Я не стесняюсь приводить эти слова только потому, что это "ВЫ" – здесь лишь форма выражения, а читать следует "я". Это самого себя Иннокентий Федорович под впечатлением нескольких моих стихотворений почувствовал одиноким, себя понял осужденным на роль мало благодарную в течение ближайших лет, себя знал носителем школы, сам сознавал, что для него внешний мир ничего, КРОМЕ СЛОВА, не представляет, сам трепетал красотой и алмазностью, тревогой и унынием страшных, властных, загадочных – БУДНИЧНЫХ слов.

Каким поэтом мог быть тот сложный и цельный человек, намеренная парадоксальность речей которого была лишь бледным отражением парадоксальных сочетаний, составлявших гармоническую сущность его природы? Это был нерадостный поэт. Поэт БУДНИЧНЫХ слов. В свою лирику он вкладывал не творчество, не волю, не синтез, а жесткий самоанализ...
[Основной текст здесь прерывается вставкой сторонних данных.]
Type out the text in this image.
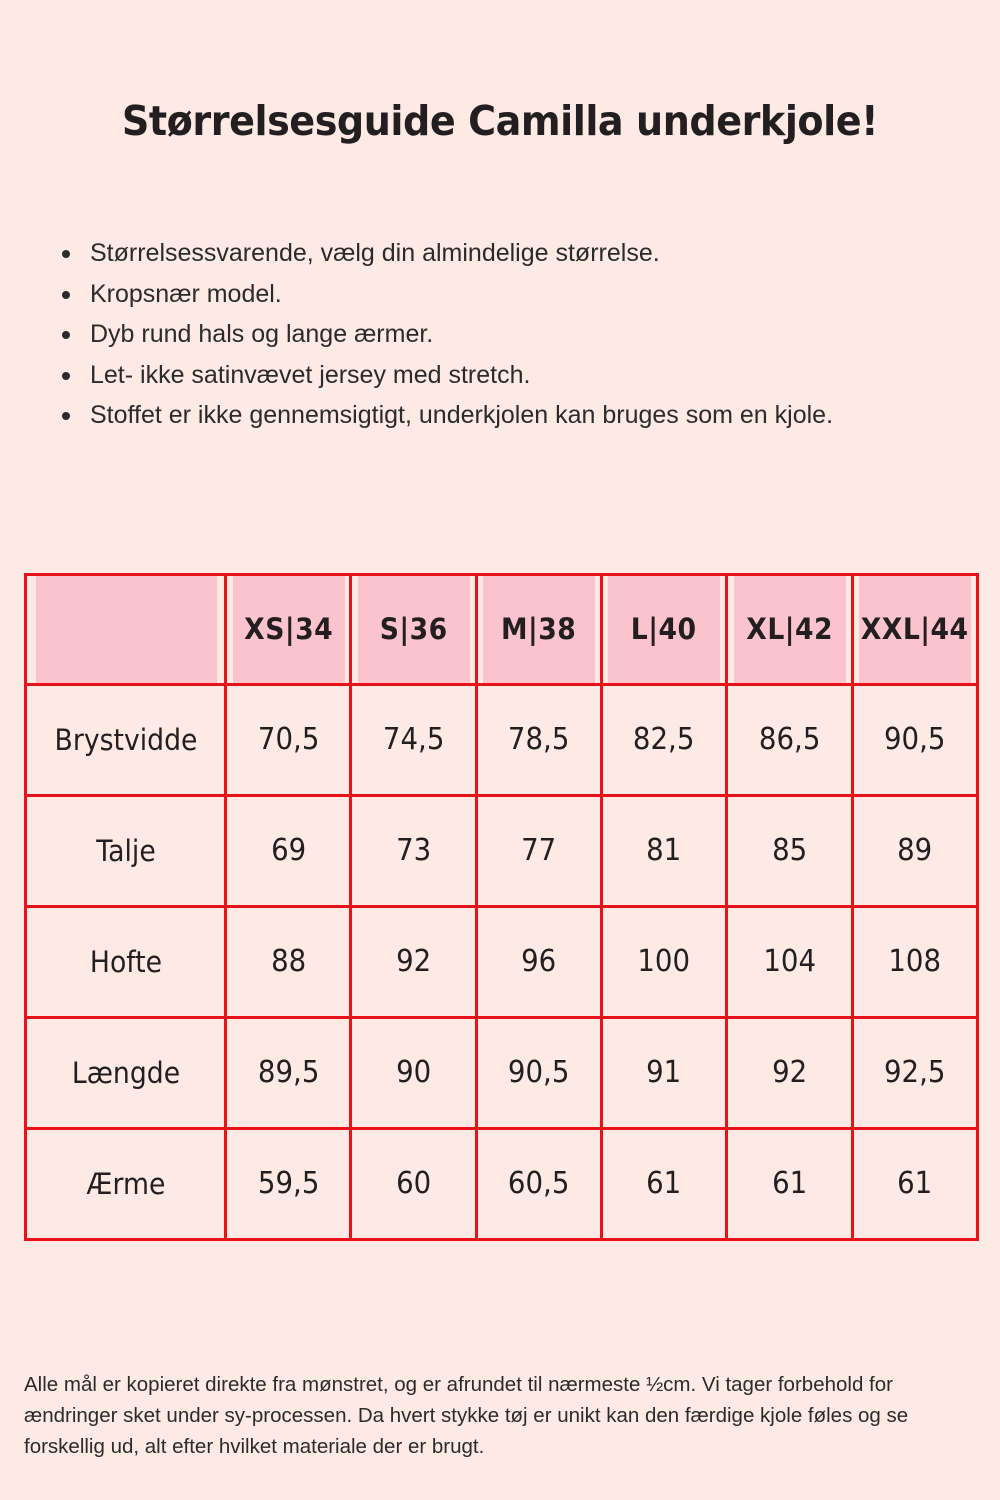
Størrelsesguide Camilla underkjole!
Størrelsessvarende, vælg din almindelige størrelse.
Kropsnær model.
Dyb rund hals og lange ærmer.
Let- ikke satinvævet jersey med stretch.
Stoffet er ikke gennemsigtigt, underkjolen kan bruges som en kjole.
	XS|34	S|36	M|38	L|40	XL|42	XXL|44
Brystvidde	70,5	74,5	78,5	82,5	86,5	90,5
Talje	69	73	77	81	85	89
Hofte	88	92	96	100	104	108
Længde	89,5	90	90,5	91	92	92,5
Ærme	59,5	60	60,5	61	61	61

Alle mål er kopieret direkte fra mønstret, og er afrundet til nærmeste ½cm. Vi tager forbehold for ændringer sket under sy-processen. Da hvert stykke tøj er unikt kan den færdige kjole føles og se forskellig ud, alt efter hvilket materiale der er brugt.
Я завожусь на тридцать лет,
Чтоб жить мучительно дробя
Лучи от призрачных планет
На "да" и "нет", на "ах" и "бя".

... И был бы верно я поэт,
Когда бы выдумал себя. . .
И был бы мой свободный дух
Теперь не "я", он был бы "Бог". . . [9 ]

Он не хотел "выдумывать себя" и свое земное "я" противопоставлял сурово и свободно божественной своей сущности, становясь на диаметрально противоположную точку самоутверждения, чем требования: "Твори самого себя в возможном", "Верой уходи в несозданное". Для него слово оставалось сурово БУДНИЧНЫМ, потому что он не хотел сделать его именем, т. е. одухотворить его призывной, заклинающей силой. Его поэзия оставалась бескрылой, как Акропольская Победа, а любовь – "безлюбой". Он сам захотел и этой "бескрылости" и этой "безлюбости", и они дались ему большим трудом, потому что он был рожден и крылатым и любящим.
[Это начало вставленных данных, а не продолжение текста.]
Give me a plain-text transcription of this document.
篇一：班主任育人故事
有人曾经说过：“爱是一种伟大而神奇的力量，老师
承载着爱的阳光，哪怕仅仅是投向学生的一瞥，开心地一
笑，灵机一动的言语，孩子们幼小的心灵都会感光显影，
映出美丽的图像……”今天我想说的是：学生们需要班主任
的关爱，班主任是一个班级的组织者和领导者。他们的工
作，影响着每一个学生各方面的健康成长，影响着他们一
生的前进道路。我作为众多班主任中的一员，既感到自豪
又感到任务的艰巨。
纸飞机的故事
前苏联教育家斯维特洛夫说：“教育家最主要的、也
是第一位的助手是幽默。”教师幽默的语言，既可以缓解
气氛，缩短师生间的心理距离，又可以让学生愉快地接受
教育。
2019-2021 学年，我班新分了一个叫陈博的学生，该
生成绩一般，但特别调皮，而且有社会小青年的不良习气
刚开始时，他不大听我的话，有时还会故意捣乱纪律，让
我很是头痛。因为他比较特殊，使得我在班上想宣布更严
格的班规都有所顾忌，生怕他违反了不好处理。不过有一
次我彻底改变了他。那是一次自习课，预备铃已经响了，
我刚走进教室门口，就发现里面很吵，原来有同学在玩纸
Когда перелистываешь страницы "Кипарисового ларца",[10] то убеждаешься, что все это написано не в моменты бодрого и творческого подъема воли, которая ушла целиком в другие работы и труды И. Ф. Анненского, а в минуты горестного замедления жизни, в минуты бессонниц, невралгических болей, сердечных припадков, хандры, усталости и упадка сил. Лирика отразила только одну – эту сторону его души.

Разве, охватив взглядом всю разнообразную и богатую деятельность Иннокентия Федоровича, можно назвать его человеком бездейственным? Между тем в стихах – это человек, который только смотрит и мучительно-пассивно переживает.
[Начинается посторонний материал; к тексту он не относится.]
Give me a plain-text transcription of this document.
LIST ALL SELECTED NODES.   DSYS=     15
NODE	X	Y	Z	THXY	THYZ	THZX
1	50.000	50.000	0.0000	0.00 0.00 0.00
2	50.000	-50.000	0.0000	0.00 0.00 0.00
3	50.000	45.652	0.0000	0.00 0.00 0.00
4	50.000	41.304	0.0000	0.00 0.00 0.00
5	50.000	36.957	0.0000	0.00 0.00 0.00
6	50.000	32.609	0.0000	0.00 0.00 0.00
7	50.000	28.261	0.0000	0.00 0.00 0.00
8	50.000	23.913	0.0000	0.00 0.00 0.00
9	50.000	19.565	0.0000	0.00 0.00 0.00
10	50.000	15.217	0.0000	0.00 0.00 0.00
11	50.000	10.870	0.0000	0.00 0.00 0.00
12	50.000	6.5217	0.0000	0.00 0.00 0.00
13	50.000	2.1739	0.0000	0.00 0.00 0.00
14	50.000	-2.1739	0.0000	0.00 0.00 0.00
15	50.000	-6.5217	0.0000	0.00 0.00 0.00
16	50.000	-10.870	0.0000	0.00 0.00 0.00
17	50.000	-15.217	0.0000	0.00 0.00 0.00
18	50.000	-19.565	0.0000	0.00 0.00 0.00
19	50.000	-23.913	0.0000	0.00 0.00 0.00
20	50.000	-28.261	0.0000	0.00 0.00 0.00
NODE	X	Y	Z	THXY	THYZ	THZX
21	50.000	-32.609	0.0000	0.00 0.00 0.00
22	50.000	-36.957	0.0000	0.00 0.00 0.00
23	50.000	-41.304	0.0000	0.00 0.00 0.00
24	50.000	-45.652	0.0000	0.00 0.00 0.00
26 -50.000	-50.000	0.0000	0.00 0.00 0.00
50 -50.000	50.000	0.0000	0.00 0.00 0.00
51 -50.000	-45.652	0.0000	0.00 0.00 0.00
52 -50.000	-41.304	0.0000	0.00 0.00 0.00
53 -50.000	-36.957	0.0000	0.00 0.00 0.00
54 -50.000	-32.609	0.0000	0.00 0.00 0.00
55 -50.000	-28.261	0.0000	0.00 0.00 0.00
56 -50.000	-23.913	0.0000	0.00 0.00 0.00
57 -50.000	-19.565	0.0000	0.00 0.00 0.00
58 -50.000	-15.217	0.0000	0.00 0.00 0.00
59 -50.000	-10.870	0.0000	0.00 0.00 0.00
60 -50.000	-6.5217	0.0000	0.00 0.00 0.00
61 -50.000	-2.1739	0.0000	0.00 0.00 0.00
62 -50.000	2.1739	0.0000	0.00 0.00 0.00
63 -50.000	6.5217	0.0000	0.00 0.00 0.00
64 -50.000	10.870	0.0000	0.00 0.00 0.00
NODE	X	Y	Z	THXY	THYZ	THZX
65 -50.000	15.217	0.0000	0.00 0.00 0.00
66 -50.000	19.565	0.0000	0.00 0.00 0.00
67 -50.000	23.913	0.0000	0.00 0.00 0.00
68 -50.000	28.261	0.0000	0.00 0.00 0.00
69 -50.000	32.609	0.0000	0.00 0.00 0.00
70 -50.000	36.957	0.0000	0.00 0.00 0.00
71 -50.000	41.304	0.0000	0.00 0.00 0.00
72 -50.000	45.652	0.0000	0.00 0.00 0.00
Лишь шарманку старую знобит,
И она в закатном мленье мая
Все никак не смелет злых обид,
Цепкий вал кружа и нажимая.

И никак, цепляясь, не поймет
Этот вал, к чему его работа,
Что обида к старости растет
На шипах от муки поворота.

Но когда бы понял старый вал,
Что такая им с шарманкой участь,
Разве петь кружась он перестал?
Оттого что петь нельзя не мучась... [11 ]

То, что было юношеского, гибкого, переменчивого и наивного в характере Иннокентия Федоровича, не нашло отражения в его стихах. Но разве напряженной прямизне его стана, за которой чувствовалась и скрываемая боль, и дряхлость, и его негибкой голове, не поворачивавшейся в высоких воротничках, подпиравших щеки, не соответствуют эти мучительные слова о том, что "обида к старости растет на шипах от муки поворота"?

Там все, что прожито – желанье и тоска,
Там все, что близится – унылость и забвенье.[12]

Для выражения мучительного упадка духа он находил тысячи оттенков. Он всячески изназвал изгибы своей неврастении. "Только не желать бы, да еще не помнить, да еще не думать". Сердце – это "счетчик муки, машинка для чудес". "В сердце, как после пожара, ходит удушливый дым".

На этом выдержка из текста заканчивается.